Em Barreiras (BA), a Construvale aposta em prédios de alto padrão com apartamentos amplos para atrair empresários do agronegócio instalados na região. Foto: Reprodução/Construvale

A fonte ouvida pelo Estadão acredita que “se o Torre Brennand fosse construído em São Paulo ou em Balneário Camboriú, os apartamentos seriam vendidos por R$ 4 milhões”.

Agro além do agro

À medida que o entorno das terras férteis exploradas pelo agronegócio dão lugar a empreendimentos imobiliários de alto padrão, o dinheiro do setor também faz morada em outras regiões do País. Apartamentos de luxo em cidades como Goiânia e Balneário Camboriú se consolidaram como destinos importantes para incorporadoras interessadas neste público.

Publicidade

A construtora City Soluções Urbanas, atuante em Goiânia, desenvolveu estratégias de venda para atender o crescimento pujante da região.

“Quando o agro impulsiona a economia local, outras atividades também prosperam e esses profissionais passam a ter maior poder aquisitivo e presença em negócios”, comenta João Gabriel Tomé, sócio-fundador da empresa.

Atualmente, o público ligado ao agro representa cerca de 20% da carteira de clientes da City. A companhia entende que o segmento impulsionou o avanço da cidade também em outros aspectos, como indústria, área médica e serviços.

Um fruto deste movimento foi o lançamento do City 23 by Pininfarina, assinado pela marca de design italiano. O empreendimento tem apartamentos de 308 m² a 550m² e quatro suítes, com quatro a seis vagas de garagem.

Publicidade

O metro quadrado no Apartamentos no City 23 Design By Pininfarina está sendo negociado a R$ 17 mil. O preço médio de uma unidade ultrapassa os R$ 9 milhões. Foto: Divulgação/City Soluções Urbanas

Em construção no bairro Setor Bueno, o projeto tem aproximadamente 1,4 mil metros quadrados de terreno, 41 pavimentos e 33 unidades, sendo uma por andar.

Com previsão de entrega para março de 2028, o preço do metro quadrado é R$ 17 mil e o ticket médio das unidades é de R$ 9 milhões.

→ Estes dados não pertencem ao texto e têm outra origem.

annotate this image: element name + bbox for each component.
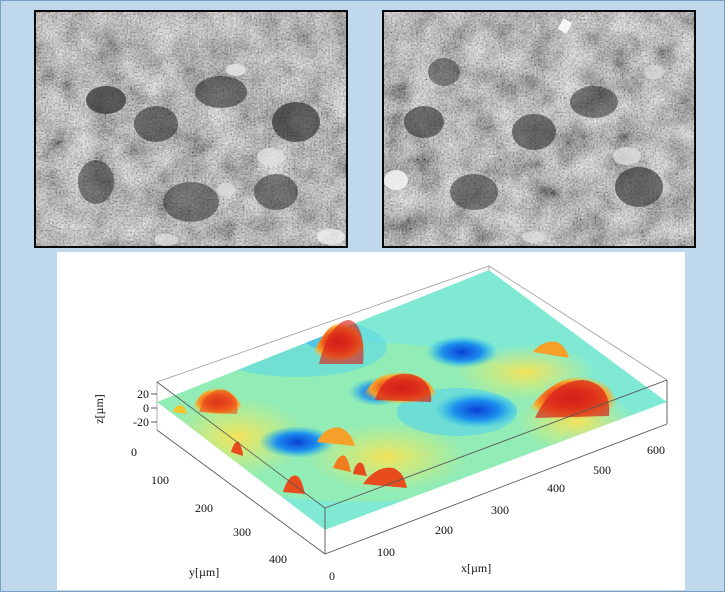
surface-plot: 20 0 -20 z[µm] 0 100 200 300 400 y[µm] 0…	[92, 265, 668, 583]
x-axis-label: x[µm]	[461, 561, 491, 575]
surface-plot-panel: 20 0 -20 z[µm] 0 100 200 300 400 y[µm] 0…	[57, 252, 685, 590]
y-tick-label: 300	[233, 525, 251, 539]
x-tick-label: 500	[593, 463, 611, 477]
surface-peaks	[173, 320, 619, 494]
x-tick-label: 0	[329, 569, 335, 583]
x-axis: 0 100 200 300 400 500 600 x[µm]	[329, 443, 665, 583]
y-tick-label: 200	[195, 501, 213, 515]
z-tick-label: -20	[133, 415, 149, 429]
x-tick-label: 100	[377, 545, 395, 559]
microscope-image-right	[382, 10, 696, 248]
plot-box-front	[156, 379, 668, 555]
z-tick-label: 0	[143, 401, 149, 415]
y-tick-label: 0	[131, 445, 137, 459]
micro-right-texture	[384, 12, 694, 246]
z-axis-label: z[µm]	[92, 394, 106, 424]
x-tick-label: 600	[647, 443, 665, 457]
y-axis: 0 100 200 300 400 y[µm]	[131, 445, 287, 579]
y-tick-label: 100	[151, 473, 169, 487]
x-tick-label: 300	[491, 503, 509, 517]
z-axis: 20 0 -20 z[µm]	[92, 387, 157, 429]
z-tick-label: 20	[137, 387, 149, 401]
x-tick-label: 200	[435, 523, 453, 537]
microscope-image-left	[34, 10, 348, 248]
y-tick-label: 400	[269, 552, 287, 566]
y-axis-label: y[µm]	[189, 565, 219, 579]
micro-left-texture	[36, 12, 346, 246]
x-tick-label: 400	[547, 481, 565, 495]
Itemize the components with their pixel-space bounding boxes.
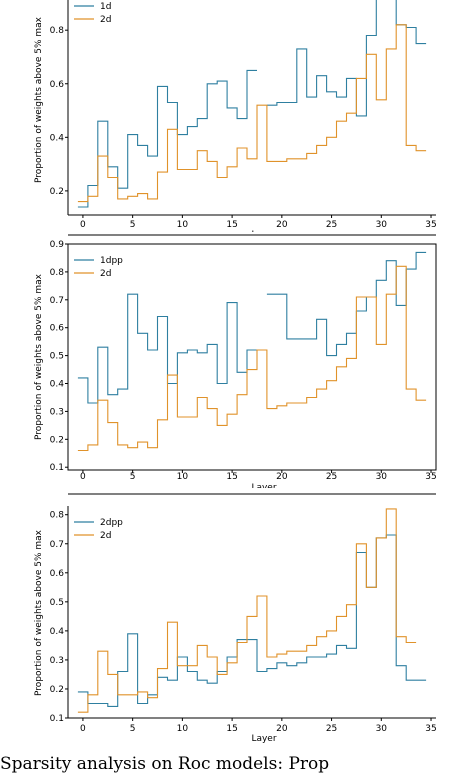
legend-label-1dpp: 1dpp: [100, 256, 123, 266]
y-tick-label: 0.6: [50, 80, 65, 90]
y-tick-label: 0.6: [50, 324, 65, 334]
y-tick-label: 0.1: [50, 714, 64, 724]
x-tick-label: 35: [425, 220, 436, 230]
y-axis-label: Proportion of weights above 5% max: [34, 529, 44, 696]
x-tick-label: 0: [80, 220, 86, 230]
y-tick-label: 0.8: [50, 26, 65, 36]
legend-label-1d: 1d: [100, 2, 111, 12]
y-tick-label: 0.7: [50, 540, 64, 550]
y-axis-label: Proportion of weights above 5% max: [34, 273, 44, 440]
y-tick-label: 0.7: [50, 296, 64, 306]
x-axis-label: Layer: [251, 483, 276, 488]
x-tick-label: 30: [376, 472, 388, 482]
legend-label-2d: 2d: [100, 269, 111, 279]
x-tick-label: 25: [326, 220, 337, 230]
y-tick-label: 0.6: [50, 569, 65, 579]
x-tick-label: 10: [177, 724, 189, 734]
series-line-2dpp: [77, 534, 427, 707]
x-tick-label: 30: [376, 220, 388, 230]
y-tick-label: 0.9: [50, 240, 65, 250]
legend-label-2dpp: 2dpp: [100, 518, 123, 528]
x-tick-label: 10: [177, 472, 189, 482]
y-tick-label: 0.2: [50, 435, 64, 445]
x-tick-label: 0: [80, 724, 86, 734]
y-tick-label: 0.3: [50, 656, 64, 666]
plot-frame: [67, 243, 437, 471]
x-tick-label: 35: [425, 724, 436, 734]
series-line-2d: [77, 265, 427, 452]
y-tick-label: 0.5: [50, 598, 64, 608]
y-tick-label: 0.8: [50, 511, 65, 521]
y-axis-label: Proportion of weights above 5% max: [34, 16, 44, 183]
y-tick-label: 0.4: [50, 380, 65, 390]
x-tick-label: 25: [326, 724, 337, 734]
x-tick-label: 5: [130, 472, 136, 482]
series-line-2d: [77, 24, 427, 203]
x-axis-label: Layer: [251, 230, 276, 232]
x-tick-label: 15: [226, 724, 237, 734]
x-tick-label: 5: [130, 220, 136, 230]
y-tick-label: 0.8: [50, 268, 65, 278]
x-tick-label: 35: [425, 472, 436, 482]
y-tick-label: 0.3: [50, 407, 64, 417]
x-tick-label: 30: [376, 724, 388, 734]
chart-middle: 0 5 10 15 20 25 30 35 0.1 0.2 0.3 0.4 0.5 0.6 0.7 0.8 0.…: [34, 234, 437, 488]
series-line-1dpp: [77, 251, 427, 404]
y-tick-label: 0.1: [50, 463, 64, 473]
y-tick-label: 0.2: [50, 187, 64, 197]
x-tick-label: 25: [326, 472, 337, 482]
series-line-1d: [77, 0, 427, 208]
y-tick-label: 0.2: [50, 685, 64, 695]
y-tick-label: 0.4: [50, 627, 65, 637]
x-tick-label: 5: [130, 724, 136, 734]
x-tick-label: 20: [276, 220, 288, 230]
chart-bottom: 0 5 10 15 20 25 30 35 0.1 0.2 0.3 0.4 0.5 0.6 0.7 0.8 La…: [34, 493, 437, 744]
x-tick-label: 0: [80, 472, 86, 482]
y-tick-label: 0.5: [50, 352, 64, 362]
legend-label-2d: 2d: [100, 15, 111, 25]
series-line-2d: [77, 508, 417, 713]
x-axis-label: Layer: [251, 734, 276, 744]
x-tick-label: 10: [177, 220, 189, 230]
legend-label-2d: 2d: [100, 531, 111, 541]
x-tick-label: 15: [226, 472, 237, 482]
x-tick-label: 15: [226, 220, 237, 230]
chart-top: 0 5 10 15 20 25 30 35 0.2 0.4 0.6 0.8 Layer Proportio…: [34, 0, 437, 232]
x-tick-label: 20: [276, 472, 288, 482]
figure-caption: Sparsity analysis on Roc models: Prop: [0, 754, 330, 774]
x-tick-label: 20: [276, 724, 288, 734]
y-tick-label: 0.4: [50, 133, 65, 143]
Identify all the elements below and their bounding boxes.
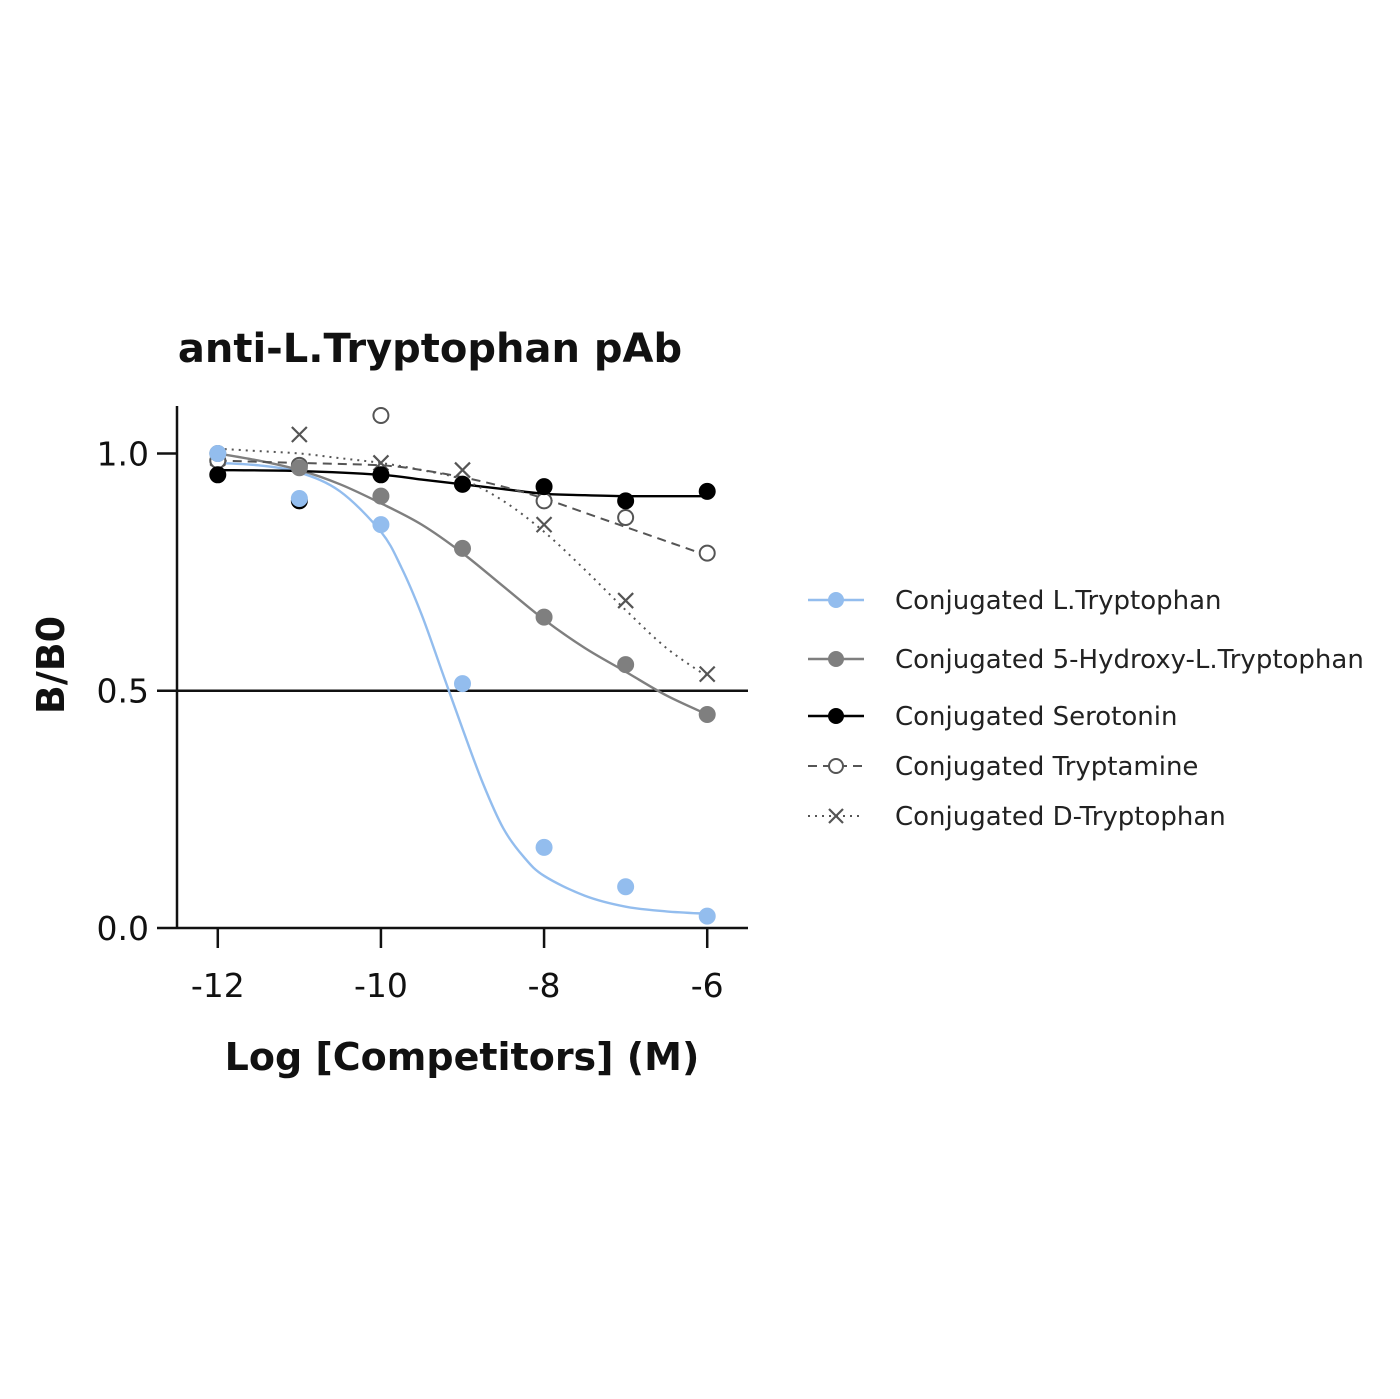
legend-entry-label: Conjugated Serotonin <box>895 702 1177 732</box>
data-point <box>698 544 716 562</box>
data-point <box>454 675 471 693</box>
x-axis-label: Log [Competitors] (M) <box>225 1035 700 1079</box>
data-point <box>209 444 227 462</box>
data-point <box>617 656 635 674</box>
data-point <box>698 705 716 723</box>
data-point <box>454 475 471 493</box>
data-point <box>454 539 471 557</box>
legend-swatch-marker <box>828 808 844 824</box>
data-point <box>535 838 553 856</box>
data-point <box>372 487 390 505</box>
data-point <box>291 426 308 443</box>
data-point <box>617 492 635 510</box>
legend-entry-label: Conjugated Tryptamine <box>895 752 1198 782</box>
y-tick-label: 0.0 <box>97 909 149 948</box>
x-tick-label: -10 <box>354 966 408 1005</box>
data-point <box>617 592 634 609</box>
data-point <box>290 459 308 477</box>
data-point <box>617 878 635 896</box>
legend: Conjugated L.Tryptophan Conjugated 5-Hydr… <box>808 586 1364 832</box>
data-point <box>535 478 553 496</box>
data-point <box>698 482 716 500</box>
x-tick-label: -8 <box>528 966 561 1005</box>
plot-area: -12 -10 -8 -6 0.0 0.5 1.0 <box>97 406 748 1005</box>
y-tick-label: 1.0 <box>97 434 149 473</box>
legend-swatch-marker <box>828 758 844 774</box>
x-tick-label: -12 <box>191 966 245 1005</box>
series-fit-line <box>217 459 708 557</box>
legend-entry-label: Conjugated 5-Hydroxy-L.Tryptophan <box>895 645 1364 675</box>
data-point <box>698 665 716 683</box>
series-fit-line <box>217 468 708 498</box>
legend-entry-label: Conjugated D-Tryptophan <box>895 802 1226 832</box>
data-point <box>372 516 390 534</box>
data-point <box>535 516 553 533</box>
legend-swatch-marker <box>828 651 844 667</box>
y-axis-label: B/B0 <box>29 616 73 714</box>
legend-swatch-marker <box>828 708 844 724</box>
data-point <box>535 608 553 626</box>
data-point <box>617 509 635 527</box>
data-point <box>454 461 471 479</box>
x-tick-label: -6 <box>691 966 724 1005</box>
legend-entry-label: Conjugated L.Tryptophan <box>895 586 1222 616</box>
chart-title: anti-L.Tryptophan pAb <box>178 326 682 372</box>
y-tick-label: 0.5 <box>97 672 149 711</box>
data-point <box>372 466 390 484</box>
series-fit-line <box>217 461 708 915</box>
legend-swatch-marker <box>828 592 844 608</box>
data-point <box>372 406 390 424</box>
data-point <box>209 466 227 484</box>
data-point <box>535 492 553 510</box>
data-point <box>698 907 716 925</box>
data-point <box>290 490 308 508</box>
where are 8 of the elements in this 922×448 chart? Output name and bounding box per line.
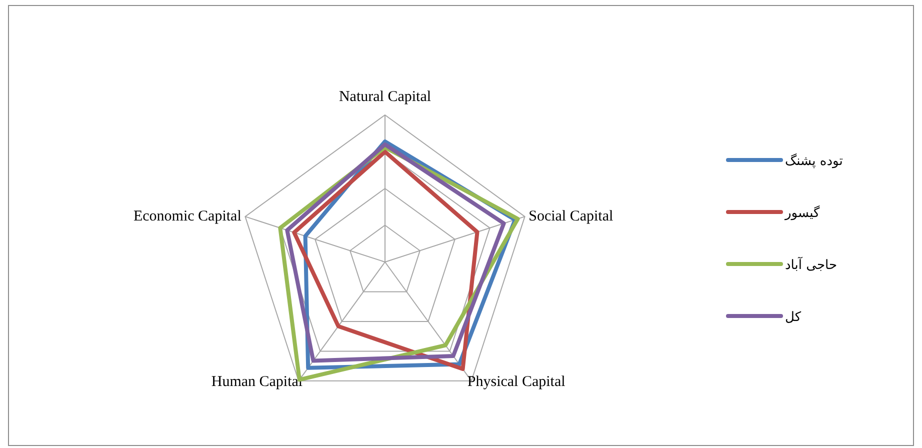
spoke-label: Economic Capital	[134, 208, 242, 224]
legend-label: گیسور	[784, 205, 821, 221]
legend-label: توده پشنگ	[785, 153, 844, 169]
legend-label: کل	[785, 310, 802, 325]
legend-label: حاجی آباد	[785, 256, 837, 273]
spoke-label: Social Capital	[528, 208, 614, 224]
spoke-label: Physical Capital	[467, 374, 566, 390]
spoke-label: Natural Capital	[338, 89, 432, 105]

Enquanto Goiânia se tornou uma base central para as famílias que moram no interior do centro-oeste, Balneário Camboriú conquista este público por conta de aspectos emocionais. Clóvis de Albuquerque Filho, diretor comercial da Construtora Procave, sugere que a alta participação do agronegócio é justificada pela grande presença de migrantes sulistas.

“O agronegócio brasileiro foi desenvolvido, em grande parte, por famílias sulistas. Muitos produtores do Rio Grande do Sul e do Paraná migraram para o então inexplorado Planalto Central. Essas famílias, que já tinham Balneário Camboriú como destino de férias, mantiveram a ligação com o litoral catarinense”, argumenta Clóvis.

Publicidade

Cerca de 30% dos compradores de imóveis da Procave são do setor agrícola. E a empresa tem, inclusive, estratégias comerciais para atender esse perfil específico, como eventos de venda e encontros de relacionamento com empresários para divulgar novos lançamentos.

“Nossas tabelas já contempla a possibilidade de pagamentos com reforços semestrais, especialmente para acompanhar os períodos de safra e safrinha”, comenta.

O Fischer Dreams, projeto desenvolvido pela PROCAVE em uma propriedade que abrigou um hotel de luxo na década de 1950, ilustra este ambiente lucrativo. Os 119 apartamentos de 186 a 491 m² distribuídos em duas torres vai ter piscina com borda infinita, restaurante e uma estrutura de lazer com mais de 7 mil metros quadrados.

Fischer Dreams, projeto desenvolvido pela Procave em Balneário Camboriú, terá 119 apartamentos e uma área de lazer com mais de 7 mil m². Foto: Divulgação/Procave

A entrega está prevista para abril de 2026 e o metro quadrado está sendo negociado entre R$ 60 mil a R$ 70 mil.